On 18 December 2009, the Lok Sabha (Lower House of the Indian Parliament) passed The Trade Marks (Amendment) Bill, 2009, which will implement the Madrid Protocol into Indian Trade Mark Law. It also amends the Indian Trade Mark Act to align it with the Protocol.

As a result, it is imminent that India will accede to the Madrid Protocol as soon as the Bill is ratified by the Rajya Sabha (Upper House of the Indian Parliament) and brought into force.

Implications for brand owner

Once India’s accession is conirmed, multinational brand owners will be able to designate India when filing international trade mark applications under the Madrid Protocol. This will reduce the cost and resources involved in securing trade mark protection for international brands in India. More importantly, it will hopefully speed up the examination and grant in India. Furthermore, it could make administration and renewals easier.

Owners of CTM applications will be able to extend protection to India as well because of the link between Madrid Protocol and CTM.

Indian companies will also be able to file trade marks internationally at significantly lower cost, which will undoubtedly spur the rapid expansion of Indian brands internationally.

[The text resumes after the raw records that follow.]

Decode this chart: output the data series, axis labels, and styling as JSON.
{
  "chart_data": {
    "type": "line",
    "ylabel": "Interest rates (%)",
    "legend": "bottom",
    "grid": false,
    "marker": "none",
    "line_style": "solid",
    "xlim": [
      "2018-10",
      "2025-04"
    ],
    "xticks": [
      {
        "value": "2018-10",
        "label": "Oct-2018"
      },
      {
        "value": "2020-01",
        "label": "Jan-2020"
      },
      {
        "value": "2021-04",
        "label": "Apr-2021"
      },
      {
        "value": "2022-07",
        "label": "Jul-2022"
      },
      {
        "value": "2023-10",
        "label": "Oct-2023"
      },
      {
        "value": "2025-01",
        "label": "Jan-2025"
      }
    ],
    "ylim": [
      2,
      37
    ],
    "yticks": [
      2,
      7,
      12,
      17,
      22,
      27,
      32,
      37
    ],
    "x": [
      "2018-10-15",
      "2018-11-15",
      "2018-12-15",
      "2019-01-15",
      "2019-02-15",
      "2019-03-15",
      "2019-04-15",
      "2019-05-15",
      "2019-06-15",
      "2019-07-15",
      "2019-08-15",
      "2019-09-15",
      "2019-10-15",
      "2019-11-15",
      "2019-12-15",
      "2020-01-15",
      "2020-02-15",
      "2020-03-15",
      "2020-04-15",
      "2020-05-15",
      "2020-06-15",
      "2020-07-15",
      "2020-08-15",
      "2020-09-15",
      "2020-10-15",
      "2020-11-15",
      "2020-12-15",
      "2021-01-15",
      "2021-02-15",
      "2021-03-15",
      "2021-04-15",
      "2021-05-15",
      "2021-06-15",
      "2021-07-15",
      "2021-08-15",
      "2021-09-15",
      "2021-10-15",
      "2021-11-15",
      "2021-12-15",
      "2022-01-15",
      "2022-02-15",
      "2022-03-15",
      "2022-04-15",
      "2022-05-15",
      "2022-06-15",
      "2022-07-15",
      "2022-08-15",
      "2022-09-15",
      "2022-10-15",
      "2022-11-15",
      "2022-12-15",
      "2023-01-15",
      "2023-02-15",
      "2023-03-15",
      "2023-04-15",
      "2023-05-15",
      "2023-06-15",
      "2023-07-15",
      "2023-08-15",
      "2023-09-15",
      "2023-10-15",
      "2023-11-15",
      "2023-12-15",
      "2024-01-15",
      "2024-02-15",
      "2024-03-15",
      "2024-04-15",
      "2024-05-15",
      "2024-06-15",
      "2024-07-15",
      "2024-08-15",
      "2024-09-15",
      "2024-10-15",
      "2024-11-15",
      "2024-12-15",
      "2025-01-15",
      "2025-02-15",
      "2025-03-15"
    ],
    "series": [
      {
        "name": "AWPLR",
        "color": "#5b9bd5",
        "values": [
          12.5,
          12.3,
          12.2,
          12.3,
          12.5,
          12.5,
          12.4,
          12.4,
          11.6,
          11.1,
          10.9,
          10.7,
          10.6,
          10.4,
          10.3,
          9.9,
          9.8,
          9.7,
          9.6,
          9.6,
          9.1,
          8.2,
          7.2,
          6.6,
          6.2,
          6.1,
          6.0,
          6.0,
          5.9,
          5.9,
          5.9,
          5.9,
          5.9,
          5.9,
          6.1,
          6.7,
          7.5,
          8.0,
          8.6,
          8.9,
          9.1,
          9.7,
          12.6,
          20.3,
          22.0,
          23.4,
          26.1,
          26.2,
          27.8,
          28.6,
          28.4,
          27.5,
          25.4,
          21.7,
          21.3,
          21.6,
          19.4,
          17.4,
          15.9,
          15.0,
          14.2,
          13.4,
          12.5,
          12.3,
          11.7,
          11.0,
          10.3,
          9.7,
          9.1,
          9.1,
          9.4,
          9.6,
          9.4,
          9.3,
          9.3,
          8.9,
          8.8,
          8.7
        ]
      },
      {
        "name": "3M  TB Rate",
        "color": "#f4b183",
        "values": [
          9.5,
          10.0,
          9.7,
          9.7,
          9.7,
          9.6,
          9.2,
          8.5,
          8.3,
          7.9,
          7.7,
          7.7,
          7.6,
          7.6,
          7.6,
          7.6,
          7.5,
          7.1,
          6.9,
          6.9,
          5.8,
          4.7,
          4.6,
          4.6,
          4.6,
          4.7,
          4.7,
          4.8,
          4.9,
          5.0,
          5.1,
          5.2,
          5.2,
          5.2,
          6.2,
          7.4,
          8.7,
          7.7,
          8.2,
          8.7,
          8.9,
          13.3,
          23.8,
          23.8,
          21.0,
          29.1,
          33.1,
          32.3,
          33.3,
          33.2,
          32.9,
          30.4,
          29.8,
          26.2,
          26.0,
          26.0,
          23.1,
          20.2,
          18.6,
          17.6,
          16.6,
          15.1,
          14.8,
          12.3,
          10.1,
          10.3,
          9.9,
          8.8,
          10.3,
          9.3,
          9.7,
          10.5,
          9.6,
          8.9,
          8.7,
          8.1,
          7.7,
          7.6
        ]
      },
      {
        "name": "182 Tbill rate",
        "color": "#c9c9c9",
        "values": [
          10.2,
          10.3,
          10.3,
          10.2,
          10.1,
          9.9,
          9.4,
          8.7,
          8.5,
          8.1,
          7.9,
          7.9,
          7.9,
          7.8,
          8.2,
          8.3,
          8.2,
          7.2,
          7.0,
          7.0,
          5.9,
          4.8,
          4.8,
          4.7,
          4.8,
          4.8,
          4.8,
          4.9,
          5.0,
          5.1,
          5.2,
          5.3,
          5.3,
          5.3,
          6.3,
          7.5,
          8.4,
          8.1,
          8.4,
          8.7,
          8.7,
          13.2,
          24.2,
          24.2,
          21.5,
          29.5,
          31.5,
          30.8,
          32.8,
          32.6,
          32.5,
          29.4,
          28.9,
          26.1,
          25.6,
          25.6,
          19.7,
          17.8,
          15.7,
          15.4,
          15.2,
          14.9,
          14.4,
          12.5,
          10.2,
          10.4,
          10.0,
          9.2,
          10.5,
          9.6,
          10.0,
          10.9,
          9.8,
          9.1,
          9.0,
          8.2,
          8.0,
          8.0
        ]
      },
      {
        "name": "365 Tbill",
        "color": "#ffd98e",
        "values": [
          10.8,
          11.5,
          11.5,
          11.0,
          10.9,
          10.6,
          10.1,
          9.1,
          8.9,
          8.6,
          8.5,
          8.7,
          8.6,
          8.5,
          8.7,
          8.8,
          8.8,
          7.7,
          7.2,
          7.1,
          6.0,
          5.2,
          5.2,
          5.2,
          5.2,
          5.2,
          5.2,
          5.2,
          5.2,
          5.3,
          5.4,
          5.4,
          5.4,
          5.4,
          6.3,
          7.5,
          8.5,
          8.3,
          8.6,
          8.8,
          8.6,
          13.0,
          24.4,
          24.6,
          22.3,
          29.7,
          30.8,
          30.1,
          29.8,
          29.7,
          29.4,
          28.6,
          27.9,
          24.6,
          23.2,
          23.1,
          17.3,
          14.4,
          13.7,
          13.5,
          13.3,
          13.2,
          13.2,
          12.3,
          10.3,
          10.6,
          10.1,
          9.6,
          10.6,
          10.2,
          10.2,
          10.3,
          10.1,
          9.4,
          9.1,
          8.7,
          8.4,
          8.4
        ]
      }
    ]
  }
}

The Bill also provides that all unopposed trade mark applications shall be registered within 18 months of the application date, which will put added pressure on the Indian Registry to deal with applications more quickly and efficiently.

Pitfalls

However, the current Indian legal framework does not provide the full benefit of the Madrid Protocol to foreign applicants.

Firstly, under the Indian Advocates Act, any advice from a foreign attorney in relation to business in India is regarded as void. Consequently, any prosecution of a trade mark application under the Madrid Protocol in India will still need to be carried out through local representatives.

Secondly, the current version of the Indian Trademark Rules, 2002 provides that all parties who apply for trade mark protection in India must have an address for service in India. This again means that local representatives will need to be retained for the purposes of designating India under the Madrid Protocol.

Conclusion

Multinational brand owners will soon be able to use the Madrid Protocol to apply for trade mark protection in India. The benefit will be enhanced if the existing hurdles are addressed. It is anticipated that these issues will be addressed to facilitate the implementation.

If India does not amend the rules relating to foreign representation this may dampen the impact or effects of the Protocol. In which case, the only beneficiaries will be Indian law firms and India could become an attractive forum for outsourcing trade mark prosecution work.